Pharmacists’ Association Disappointed Cannabis Legislation Doesn’t Mention Pharmacies

Article by David Brown, Lift

Pharmacists’ Association disappointed cannabis legislation doesn’t mention pharmacies After initially opposing cannabis distribution several years ago, the Canadian Pharmacists Association now feels they are the best equipped to distribute medical cannabis

The Canadian Pharmacists’ Association says they are disappointed that new legislation to regulate cannabis for ‘adult use’ does not include references to pharmacies.

In a press release, the national association said they were pleased to see that the government followed the task force suggestion of maintaining a separate medical regime as the government establishes a non-medical, adult use market.
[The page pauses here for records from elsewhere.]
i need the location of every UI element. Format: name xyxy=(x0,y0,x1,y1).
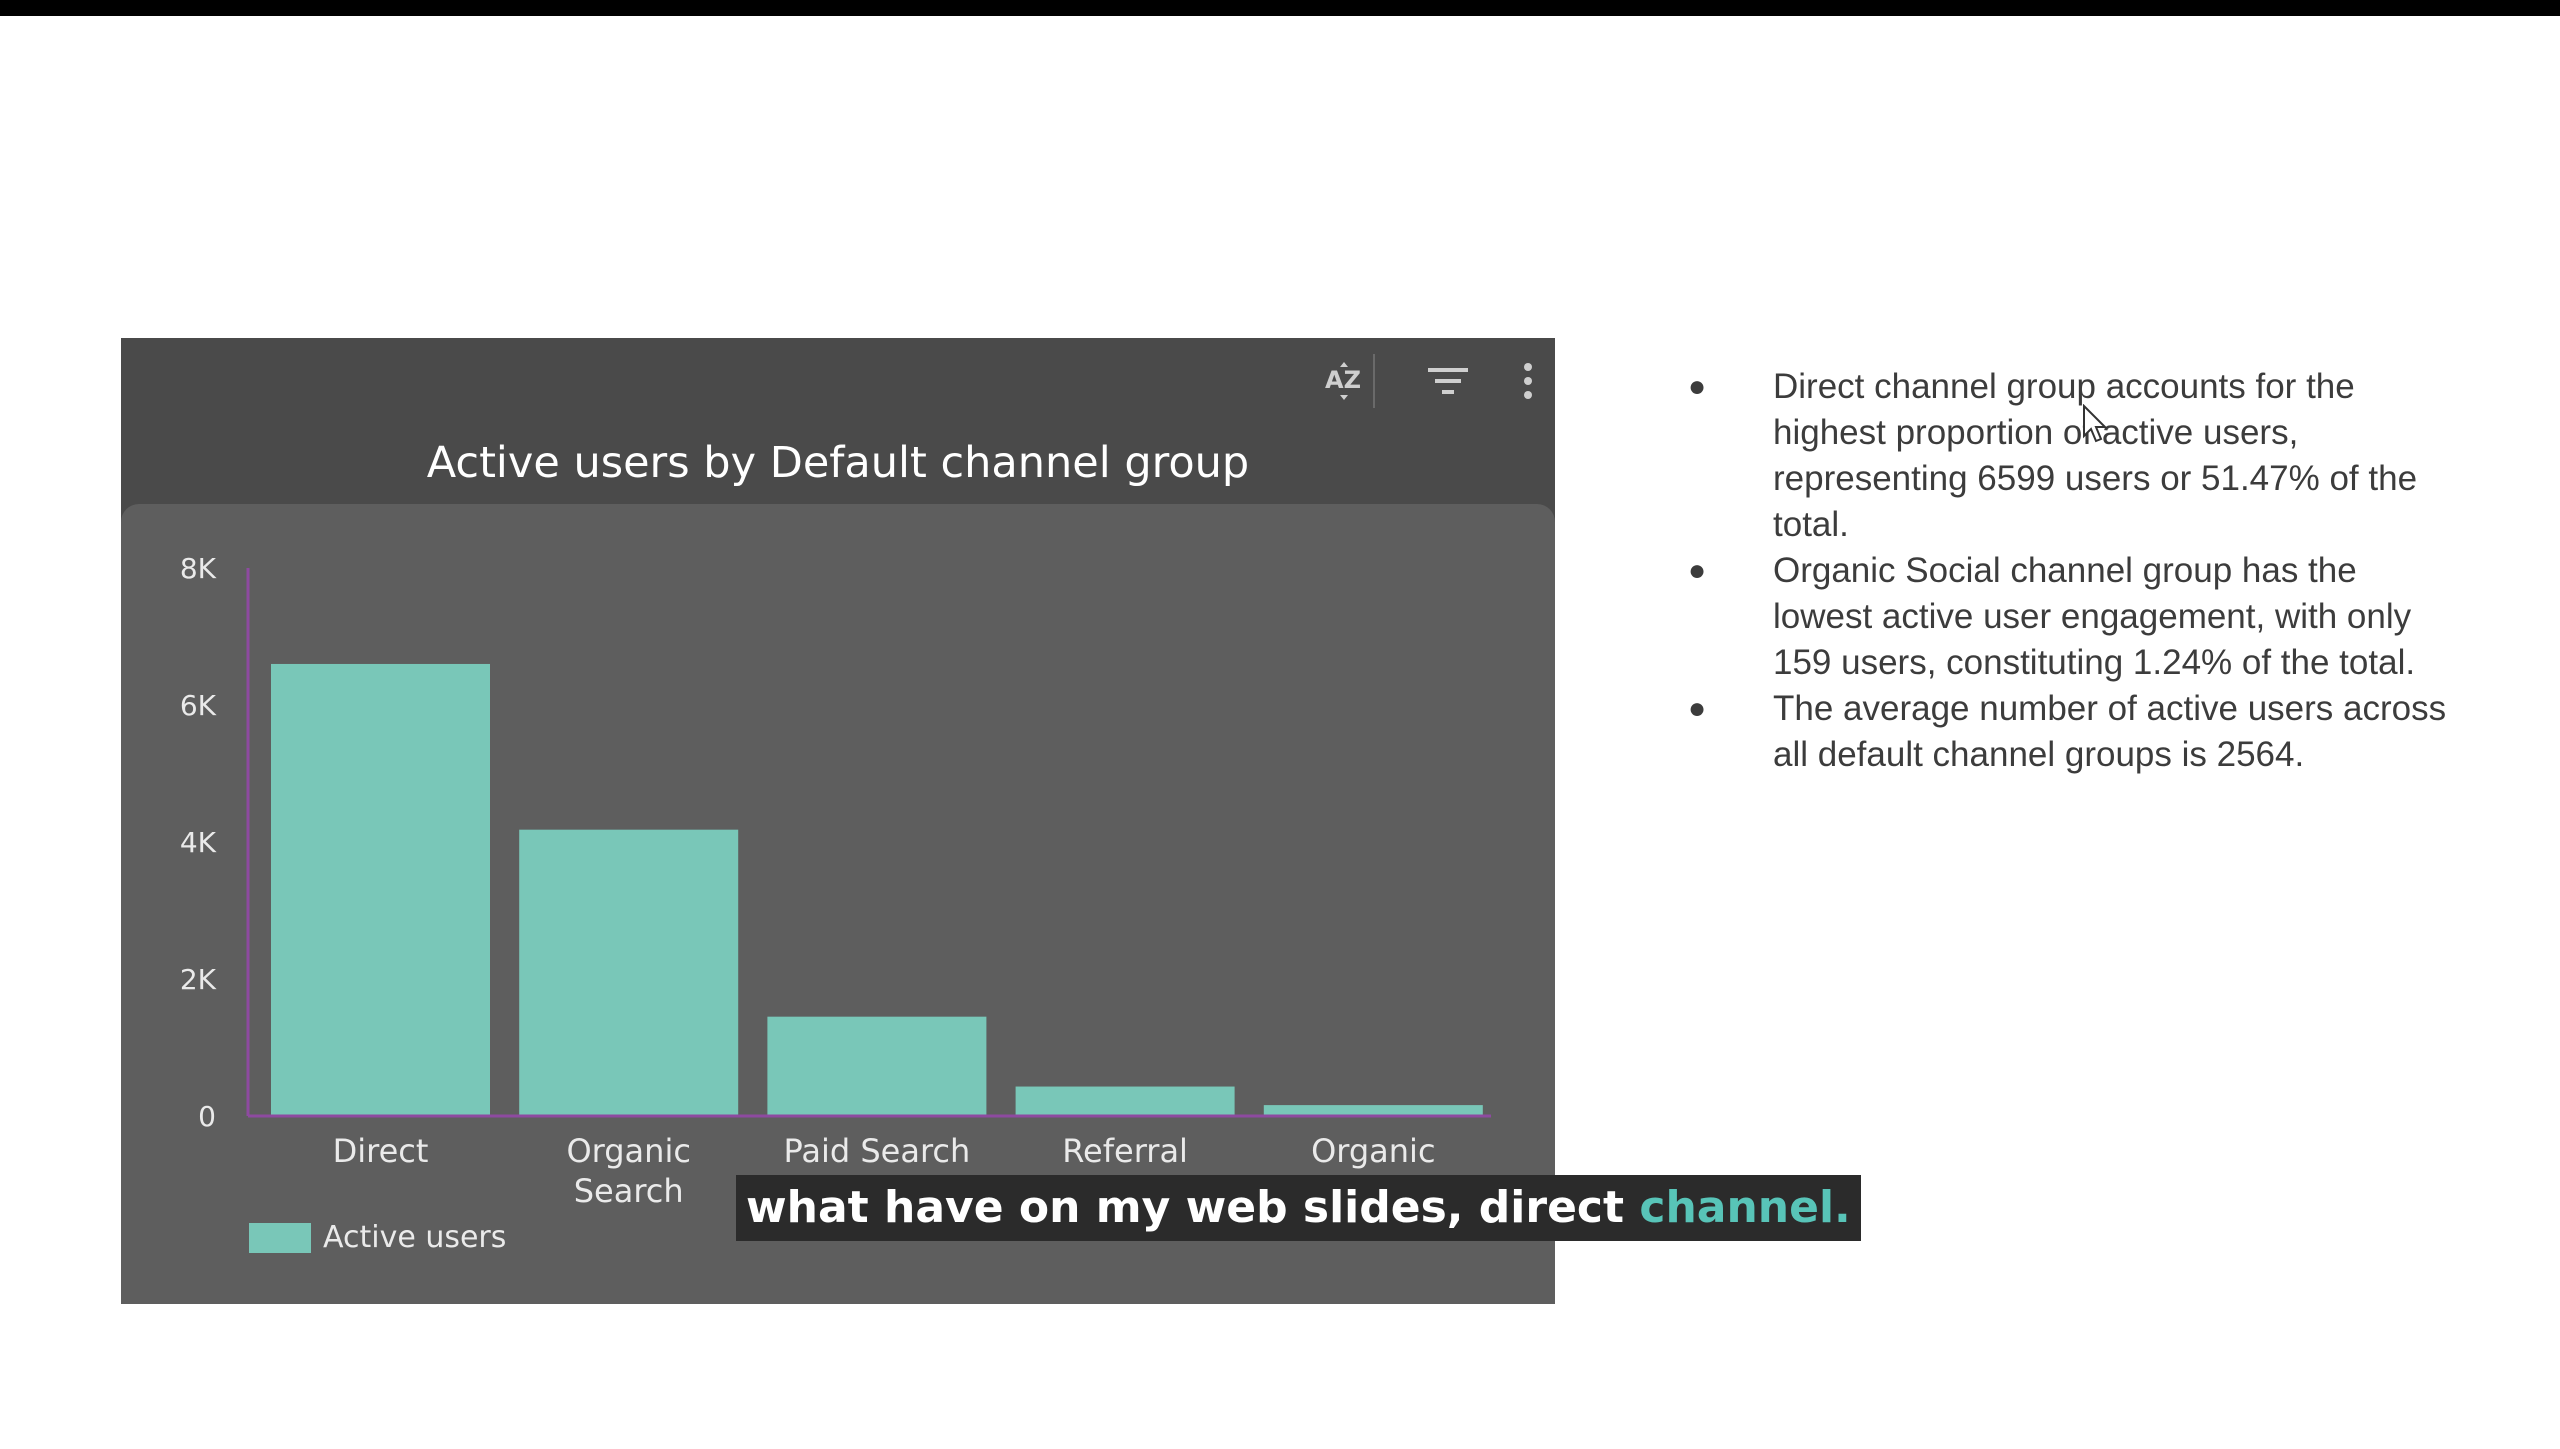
insight-bullets: ● Direct channel group accounts for the … xyxy=(1688,364,2448,778)
x-tick-label: Direct xyxy=(333,1132,429,1170)
bullet-marker: ● xyxy=(1688,692,1707,725)
caption-text: what have on my web slides, direct xyxy=(746,1182,1640,1233)
x-tick-label: Referral xyxy=(1062,1132,1188,1170)
bar xyxy=(767,1016,987,1116)
chart-legend[interactable]: Active users xyxy=(249,1220,506,1255)
bar xyxy=(1263,1105,1483,1116)
x-tick-label: Organic xyxy=(566,1132,690,1170)
bullet-text: Direct channel group accounts for the hi… xyxy=(1773,367,2418,544)
y-tick-label: 2K xyxy=(180,963,217,996)
y-tick-label: 8K xyxy=(180,552,217,585)
legend-swatch xyxy=(249,1222,311,1253)
bar xyxy=(519,829,739,1116)
caption-highlight: channel. xyxy=(1639,1182,1851,1233)
bar xyxy=(1015,1086,1235,1116)
x-tick-label: Search xyxy=(574,1172,684,1210)
mouse-pointer-icon xyxy=(2082,403,2108,448)
y-tick-label: 4K xyxy=(180,826,217,859)
bullet-item: ● The average number of active users acr… xyxy=(1688,686,2448,778)
top-letterbox-bar xyxy=(0,0,2560,16)
x-tick-label: Organic xyxy=(1311,1132,1435,1170)
x-tick-label: Paid Search xyxy=(784,1132,971,1170)
bullet-marker: ● xyxy=(1688,554,1707,587)
y-tick-label: 6K xyxy=(180,689,217,722)
bullet-item: ● Organic Social channel group has the l… xyxy=(1688,548,2448,686)
y-tick-label: 0 xyxy=(198,1100,216,1133)
bar-chart: 02K4K6K8KDirect OrganicSearchPaid Search R… xyxy=(180,552,1491,1210)
chart-card: AZ Active users by Default channel group… xyxy=(121,338,1555,1304)
bullet-marker: ● xyxy=(1688,370,1707,403)
bar xyxy=(271,663,490,1116)
bullet-text: The average number of active users acros… xyxy=(1773,689,2447,774)
video-caption: what have on my web slides, direct chann… xyxy=(736,1175,1861,1241)
bullet-item: ● Direct channel group accounts for the … xyxy=(1688,364,2448,548)
legend-label: Active users xyxy=(323,1220,507,1255)
bullet-text: Organic Social channel group has the low… xyxy=(1773,551,2416,682)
They expressed disappointment, however, that the legislation made no reference to ‘clinical oversight in the management and dispensing of medical cannabis in Canada’.

“CPhA believes that a frontline role for pharmacists in the management and dispensing of medical cannabis is in the best interest of patient safety,” the organization said. “Pharmacists have the necessary expertise to mitigate the potential risks associated with using medical cannabis, including harmful drug interactions, contraindications and potential addictive behavior. By not moving to ensure appropriate clinical oversight, CPhA believes that patient health will continue to be at risk under the current system.”
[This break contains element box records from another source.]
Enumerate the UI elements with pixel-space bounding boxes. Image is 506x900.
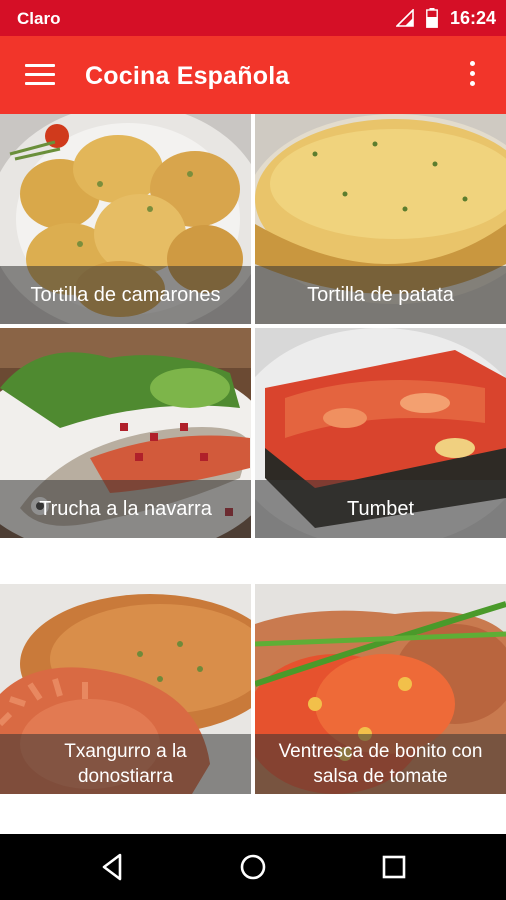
status-icons: 16:24 bbox=[395, 7, 496, 29]
status-bar: Claro 16:24 bbox=[0, 0, 506, 36]
app-title: Cocina Española bbox=[85, 62, 290, 90]
recipe-card-ventresca-de-bonito[interactable]: Ventresca de bonito con salsa de tomate bbox=[255, 584, 506, 794]
home-icon[interactable] bbox=[236, 850, 270, 884]
carrier-label: Claro bbox=[17, 9, 61, 28]
recipe-card-trucha-a-la-navarra[interactable]: Trucha a la navarra bbox=[0, 328, 251, 538]
battery-icon bbox=[426, 8, 438, 28]
clock: 16:24 bbox=[449, 7, 496, 28]
recipe-card-tortilla-de-camarones[interactable]: Tortilla de camarones bbox=[0, 114, 251, 324]
more-vert-icon[interactable] bbox=[463, 59, 483, 91]
recipe-label: Tumbet bbox=[255, 480, 506, 538]
signal-icon bbox=[395, 9, 414, 27]
recipe-card-txangurro-a-la-donostiarra[interactable]: Txangurro a la donostiarra bbox=[0, 584, 251, 794]
navigation-bar bbox=[0, 834, 506, 900]
recipe-label: Tortilla de camarones bbox=[0, 266, 251, 324]
recipe-card-tumbet[interactable]: Tumbet bbox=[255, 328, 506, 538]
recipe-label: Trucha a la navarra bbox=[0, 480, 251, 538]
recents-icon[interactable] bbox=[377, 850, 411, 884]
recipe-card-tortilla-de-patata[interactable]: Tortilla de patata bbox=[255, 114, 506, 324]
hamburger-menu-icon[interactable] bbox=[25, 64, 55, 86]
recipe-label: Tortilla de patata bbox=[255, 266, 506, 324]
recipe-label: Ventresca de bonito con salsa de tomate bbox=[255, 734, 506, 794]
back-icon[interactable] bbox=[96, 850, 130, 884]
recipe-label: Txangurro a la donostiarra bbox=[0, 734, 251, 794]
app-bar: Cocina Española bbox=[0, 36, 506, 114]
recipe-grid: Tortilla de camarones Tortilla de patata bbox=[0, 114, 506, 834]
After initially opposing pharmacy-distribution of medical cannabis when it was first included in rules back in 2013, last April the Canadian Pharmacy Association (CPhA) announced that they believe pharmacies are the safest way to dispense medical cannabis in Canada.

The CPhA formerly opposed the inclusion of pharmacy distribution in 2013 when it was included in an early version of Health Canada’s Marihuana for Medical Purposes Regulations (MMPR). The opposition cited a “lack of evidence” and concern with the possibility for associated crime.
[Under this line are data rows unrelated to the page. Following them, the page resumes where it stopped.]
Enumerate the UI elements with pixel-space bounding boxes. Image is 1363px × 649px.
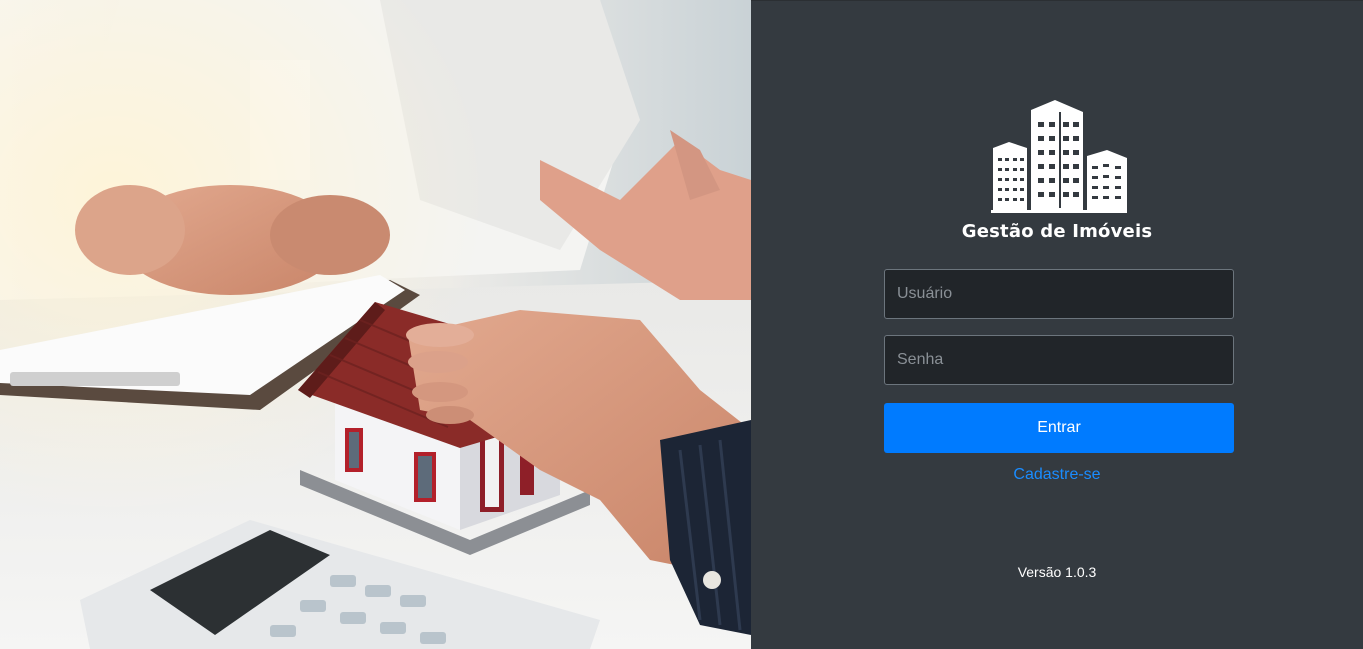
login-button[interactable]: Entrar [884,403,1234,453]
password-input[interactable] [884,335,1234,385]
hero-photo [0,0,751,649]
username-input[interactable] [884,269,1234,319]
brand-name: Gestão de Imóveis [961,221,1153,242]
signup-link[interactable]: Cadastre-se [751,466,1363,484]
real-estate-photo-illustration [0,0,751,649]
login-panel: Gestão de Imóveis Entrar Cadastre-se Ver… [751,0,1363,649]
login-page: Gestão de Imóveis Entrar Cadastre-se Ver… [0,0,1363,649]
buildings-logo-icon [991,100,1127,213]
version-label: Versão 1.0.3 [1017,564,1097,580]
The release concluded, “there remains the concern with pharmacists dispensing a product that does not have adequate safety and effectiveness evidence. In addition, the potential security risks to pharmacies due to robberies would need to be considered.”

The question of who should dispense medical marijuana is hotly contested, with dispensaries, liquor stores, pharmacies and licensed producers all seeking to stake their claim of expertise as being essential for the market.

The CPhA’s pre-Budget 2017 submission last summer included a request for $10 million to support  cannabis education. Pharmacists who wish to dispense medical cannabis will likely have to attend cannabis education courses.